The locoregional therapies such as cTACE and DEB-TACE are indicated for patients with intermediate stages of the BCLC staging system.[20] Regarding the choice of cTACE versus DEB-TACE, Ikeda et al. suggested that cTACE appeared to have higher CR rates for local tumor control compared to DEB-TACE, although the frequency of post-embolization syndrome was significantly higher in cTACE than in DEB-TACE. This means that DEB-TACE may be indicated for advanced HCC with poor liver function.[9] On the other hand, systemic therapy for advanced HCC achieved remarkable advances, and the combination therapy of atezolizumab (an anti-PDL1 monoclonal antibody) plus bevacizumab (an anti-vascular endothelial growth factor monoclonal antibody) delivered an overall response rate of 29.8% in patients with unresectable HCC.[33] Such advancements in systemic chemotherapy may reduce the reliance on DEB-TACE in the future; however, we believe that understanding the factors associated with VLP can help optimize DEB-TACE procedures, improving patient outcomes and minimizing complications.
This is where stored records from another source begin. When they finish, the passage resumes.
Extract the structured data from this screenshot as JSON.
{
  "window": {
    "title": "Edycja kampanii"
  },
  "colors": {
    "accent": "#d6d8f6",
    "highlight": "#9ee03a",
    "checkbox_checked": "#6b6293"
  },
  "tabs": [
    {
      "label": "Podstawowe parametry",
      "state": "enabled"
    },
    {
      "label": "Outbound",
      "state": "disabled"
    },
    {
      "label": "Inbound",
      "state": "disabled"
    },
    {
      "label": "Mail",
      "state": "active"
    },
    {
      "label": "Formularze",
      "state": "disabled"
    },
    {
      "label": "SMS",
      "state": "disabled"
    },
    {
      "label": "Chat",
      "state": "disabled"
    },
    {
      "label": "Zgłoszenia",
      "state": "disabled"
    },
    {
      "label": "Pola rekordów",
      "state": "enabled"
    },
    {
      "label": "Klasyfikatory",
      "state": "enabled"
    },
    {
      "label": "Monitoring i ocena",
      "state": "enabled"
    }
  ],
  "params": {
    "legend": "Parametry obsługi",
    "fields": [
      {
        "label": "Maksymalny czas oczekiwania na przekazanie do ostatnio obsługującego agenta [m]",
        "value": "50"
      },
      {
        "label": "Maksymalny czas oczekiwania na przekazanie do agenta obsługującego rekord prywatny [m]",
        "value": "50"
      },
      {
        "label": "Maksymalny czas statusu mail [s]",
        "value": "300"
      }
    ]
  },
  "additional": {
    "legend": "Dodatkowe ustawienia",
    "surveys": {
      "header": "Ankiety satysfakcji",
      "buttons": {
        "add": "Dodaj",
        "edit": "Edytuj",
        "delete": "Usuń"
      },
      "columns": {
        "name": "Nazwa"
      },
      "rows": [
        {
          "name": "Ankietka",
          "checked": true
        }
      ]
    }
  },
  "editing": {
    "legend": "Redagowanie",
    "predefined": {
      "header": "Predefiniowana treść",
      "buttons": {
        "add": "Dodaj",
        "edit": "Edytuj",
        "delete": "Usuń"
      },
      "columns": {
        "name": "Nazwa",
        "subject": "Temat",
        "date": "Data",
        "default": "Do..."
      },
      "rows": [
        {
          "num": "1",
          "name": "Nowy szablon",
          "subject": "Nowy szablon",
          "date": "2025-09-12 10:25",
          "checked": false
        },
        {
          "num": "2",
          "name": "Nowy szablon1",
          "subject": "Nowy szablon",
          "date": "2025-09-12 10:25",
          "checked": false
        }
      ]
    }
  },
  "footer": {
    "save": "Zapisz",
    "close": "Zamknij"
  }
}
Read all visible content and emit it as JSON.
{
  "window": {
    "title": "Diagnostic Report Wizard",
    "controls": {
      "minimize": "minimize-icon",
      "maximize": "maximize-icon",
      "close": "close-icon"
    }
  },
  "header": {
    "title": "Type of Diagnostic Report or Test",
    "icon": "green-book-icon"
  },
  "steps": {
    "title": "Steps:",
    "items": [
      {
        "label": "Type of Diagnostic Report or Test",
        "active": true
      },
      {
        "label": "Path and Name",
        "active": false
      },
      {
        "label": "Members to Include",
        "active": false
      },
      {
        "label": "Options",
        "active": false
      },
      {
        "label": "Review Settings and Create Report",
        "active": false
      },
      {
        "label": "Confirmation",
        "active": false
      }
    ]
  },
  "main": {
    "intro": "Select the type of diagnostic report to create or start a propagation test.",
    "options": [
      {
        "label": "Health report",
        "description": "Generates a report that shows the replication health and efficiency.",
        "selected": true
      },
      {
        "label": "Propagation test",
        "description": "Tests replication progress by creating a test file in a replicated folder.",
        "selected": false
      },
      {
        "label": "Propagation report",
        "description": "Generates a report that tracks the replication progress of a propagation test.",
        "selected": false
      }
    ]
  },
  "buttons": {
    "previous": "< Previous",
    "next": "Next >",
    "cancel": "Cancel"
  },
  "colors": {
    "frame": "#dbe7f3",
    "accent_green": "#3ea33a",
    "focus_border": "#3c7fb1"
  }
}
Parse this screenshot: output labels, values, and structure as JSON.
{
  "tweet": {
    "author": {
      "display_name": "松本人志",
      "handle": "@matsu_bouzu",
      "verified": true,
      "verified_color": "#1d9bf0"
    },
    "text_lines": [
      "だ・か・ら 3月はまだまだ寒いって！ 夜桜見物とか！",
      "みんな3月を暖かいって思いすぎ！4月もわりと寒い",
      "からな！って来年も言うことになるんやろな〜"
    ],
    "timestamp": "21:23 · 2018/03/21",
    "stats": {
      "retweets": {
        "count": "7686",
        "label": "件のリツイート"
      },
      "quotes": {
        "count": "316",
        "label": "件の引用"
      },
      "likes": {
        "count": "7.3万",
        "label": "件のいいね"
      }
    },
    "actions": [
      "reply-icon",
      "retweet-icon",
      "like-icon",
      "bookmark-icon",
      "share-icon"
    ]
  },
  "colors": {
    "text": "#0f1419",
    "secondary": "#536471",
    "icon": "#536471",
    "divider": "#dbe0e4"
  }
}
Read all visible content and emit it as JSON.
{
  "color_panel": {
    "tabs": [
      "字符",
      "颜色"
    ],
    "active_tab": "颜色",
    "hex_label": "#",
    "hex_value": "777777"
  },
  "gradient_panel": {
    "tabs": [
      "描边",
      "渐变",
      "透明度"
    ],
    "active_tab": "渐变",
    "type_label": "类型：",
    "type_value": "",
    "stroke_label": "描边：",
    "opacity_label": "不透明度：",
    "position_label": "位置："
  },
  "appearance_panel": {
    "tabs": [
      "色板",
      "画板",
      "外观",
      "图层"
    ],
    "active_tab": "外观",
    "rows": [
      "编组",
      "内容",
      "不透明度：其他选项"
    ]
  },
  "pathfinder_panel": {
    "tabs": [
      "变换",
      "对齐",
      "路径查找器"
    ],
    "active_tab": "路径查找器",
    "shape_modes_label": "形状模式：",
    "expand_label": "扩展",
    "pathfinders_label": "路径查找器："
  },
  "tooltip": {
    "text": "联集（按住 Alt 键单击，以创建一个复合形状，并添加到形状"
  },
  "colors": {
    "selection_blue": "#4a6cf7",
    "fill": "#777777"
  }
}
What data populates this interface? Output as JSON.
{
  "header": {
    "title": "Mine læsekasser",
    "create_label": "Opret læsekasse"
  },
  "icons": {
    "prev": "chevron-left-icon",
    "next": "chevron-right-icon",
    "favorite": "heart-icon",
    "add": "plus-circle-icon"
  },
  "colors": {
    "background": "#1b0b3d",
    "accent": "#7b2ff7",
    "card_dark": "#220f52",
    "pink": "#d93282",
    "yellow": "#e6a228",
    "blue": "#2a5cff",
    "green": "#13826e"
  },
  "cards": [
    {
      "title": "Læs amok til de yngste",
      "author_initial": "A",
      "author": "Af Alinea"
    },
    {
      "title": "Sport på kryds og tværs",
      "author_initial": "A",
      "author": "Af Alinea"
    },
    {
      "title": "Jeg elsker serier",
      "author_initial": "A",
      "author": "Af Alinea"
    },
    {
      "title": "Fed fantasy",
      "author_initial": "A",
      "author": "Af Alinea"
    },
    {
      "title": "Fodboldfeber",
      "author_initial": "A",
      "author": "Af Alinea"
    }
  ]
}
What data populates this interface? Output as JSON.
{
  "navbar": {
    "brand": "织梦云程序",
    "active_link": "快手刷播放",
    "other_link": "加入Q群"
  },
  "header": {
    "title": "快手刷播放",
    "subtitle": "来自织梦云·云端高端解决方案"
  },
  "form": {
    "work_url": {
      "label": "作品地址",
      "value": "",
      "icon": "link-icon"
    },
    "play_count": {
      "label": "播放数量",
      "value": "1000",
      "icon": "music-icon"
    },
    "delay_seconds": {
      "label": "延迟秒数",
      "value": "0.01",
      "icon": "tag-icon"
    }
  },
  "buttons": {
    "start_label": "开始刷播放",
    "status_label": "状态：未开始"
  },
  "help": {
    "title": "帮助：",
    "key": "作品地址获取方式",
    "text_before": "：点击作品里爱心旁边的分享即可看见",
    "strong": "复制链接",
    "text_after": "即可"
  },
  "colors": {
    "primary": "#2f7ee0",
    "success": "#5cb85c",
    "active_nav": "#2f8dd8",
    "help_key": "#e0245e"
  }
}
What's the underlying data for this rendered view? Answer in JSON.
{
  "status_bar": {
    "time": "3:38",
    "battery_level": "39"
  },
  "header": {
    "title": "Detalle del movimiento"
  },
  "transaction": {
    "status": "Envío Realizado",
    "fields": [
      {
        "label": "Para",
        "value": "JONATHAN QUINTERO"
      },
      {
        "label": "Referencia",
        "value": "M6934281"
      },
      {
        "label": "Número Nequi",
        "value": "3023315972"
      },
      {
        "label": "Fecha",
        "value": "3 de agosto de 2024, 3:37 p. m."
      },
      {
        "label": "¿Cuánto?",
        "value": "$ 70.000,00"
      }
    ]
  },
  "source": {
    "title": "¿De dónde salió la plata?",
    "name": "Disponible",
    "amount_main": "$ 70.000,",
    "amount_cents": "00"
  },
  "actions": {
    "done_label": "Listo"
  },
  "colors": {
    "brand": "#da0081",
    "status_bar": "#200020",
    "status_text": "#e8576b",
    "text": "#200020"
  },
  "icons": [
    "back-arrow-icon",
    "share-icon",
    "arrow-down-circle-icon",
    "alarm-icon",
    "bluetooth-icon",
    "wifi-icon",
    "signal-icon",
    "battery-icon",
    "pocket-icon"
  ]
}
Our study had several limitations. First, the number of patients and treated nodules was small. In seven cases, post-operative images were not available to determine the treatment response. Second, in this study, we included patients who underwent initial DEB-TACE after multiple sessions of cTACE. Factors associated with the occurrence of VLP in DEB-TACE after multiple sessions of DEB-TACE need to be studied in the future.

CONCLUSION

The maximum tumor diameter, enhancing capsule, and the number of previous interventional treatments were significantly related to the occurrence of VLP in patients with HCCs treated with initial DEB-TACE.